How It All Started
Four years ago I knew very little about gardening, landscaping, let alone growing food. What got me started was the dire need to improve the front yard of our home. It was bad, really bad. There wasn’t anything much but overgrown Bermuda grass (the bane of my gardening life) and dandelions. It looked so dumpy that urban dwellers were mistaking it for a convenient spot to drop all manner of their garbage. Common variety litter is bad enough in the city but this…we had the scattered beer bottles, we were just missing a scrubby park bench and a dirty blanket to go with it.My husband (Dipak) and I had just been through a stressful move and the tension was a bit thick in the house so I decided to focus my energy on improving the exterior of the house while he worked on the interior. Things started with learning about landscaping focal points, textures, colors, and seasonality. In Oakland I have the fortune of a progressive city wide waste management program called Stop Waste. They send their residents information on Bay-Friendly gardening which got me thinking about drought resistant and native plants that would less maintenance. They also offered a nice compost bin and a complimentary video called “Do The Rot Thing” about composting. Tongue-in-cheek name aside, it was actually really helpful for a person that had never composted before and had a life partner in fear of what composting might attract to the yard.
As an aside, Dipak always tells me about how back in Texas (beware of “back in Texas” stories) he tried composting in back of his restaurant but it smelled bad and attracted too many flies. Dallas apparently wasn’t offering their residents educational videos on how to compost.
So I started by clearing the blight of our front yard by mowing so I could see the ground and creating a path.

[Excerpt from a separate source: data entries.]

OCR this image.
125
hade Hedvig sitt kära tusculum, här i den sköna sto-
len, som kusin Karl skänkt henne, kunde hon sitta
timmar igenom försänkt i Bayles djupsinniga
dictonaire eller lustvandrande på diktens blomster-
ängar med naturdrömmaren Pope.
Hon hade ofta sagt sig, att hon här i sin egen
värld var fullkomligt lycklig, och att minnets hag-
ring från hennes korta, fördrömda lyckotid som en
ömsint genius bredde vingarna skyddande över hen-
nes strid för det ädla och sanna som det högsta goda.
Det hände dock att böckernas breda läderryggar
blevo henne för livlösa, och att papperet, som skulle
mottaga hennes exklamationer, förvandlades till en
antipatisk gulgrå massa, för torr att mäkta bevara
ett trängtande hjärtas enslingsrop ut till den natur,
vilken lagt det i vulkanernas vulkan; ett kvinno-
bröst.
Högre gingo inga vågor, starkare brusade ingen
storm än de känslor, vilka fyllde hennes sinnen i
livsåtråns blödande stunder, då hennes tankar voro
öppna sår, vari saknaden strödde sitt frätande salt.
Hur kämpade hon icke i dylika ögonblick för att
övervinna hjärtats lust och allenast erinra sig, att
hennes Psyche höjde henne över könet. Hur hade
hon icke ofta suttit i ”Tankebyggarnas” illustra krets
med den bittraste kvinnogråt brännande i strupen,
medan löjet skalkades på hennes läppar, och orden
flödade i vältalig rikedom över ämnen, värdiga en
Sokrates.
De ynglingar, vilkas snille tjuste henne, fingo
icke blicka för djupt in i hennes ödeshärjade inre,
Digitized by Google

I decided to create a woodsy, slightly untamed, look befitting to the owners in more ways than one.
However, it was when I rounded the corner to the side with fruit trees that the idea of food happened.

Between the organic goodness of compost and the promise of fruit from a peach tree and a Meyer lemon tree, I was inspired. I decided the side would be an “orchard” of sorts with each sectioned area having its own fruit tree. I added in a fig tree to make the trilogy complete. Whisked away with the romantic notion of growing food, I randomly planted some vegetables. I selected tomatoes because all gardeners have tomatoes, right? An artichoke because I had actually seen this in a garden before; and broccoli because, well, its simple unassuming broccoli.

Then the darndest thing occurred. I had absolutely no idea how to recognize when they were ready, the trickiest being broccoli. Who doesn’t know what broccoli looks like in its raw unpicked form? Turns out a better question is, who does? Could it be that I was so accustomed to plastic wrapped food that I myself was unable to distinguish a simple ordinary broccoli? The answer, yes. My own ignorance of what food was blew me away. I, who proclaimed to love and value food, real food, whole food, did not even seem to know what it was. So there is was. I needed to know broccoli and all the other common foods out there whose complexity and needs I knew nothing about. I needed to learn to grow food.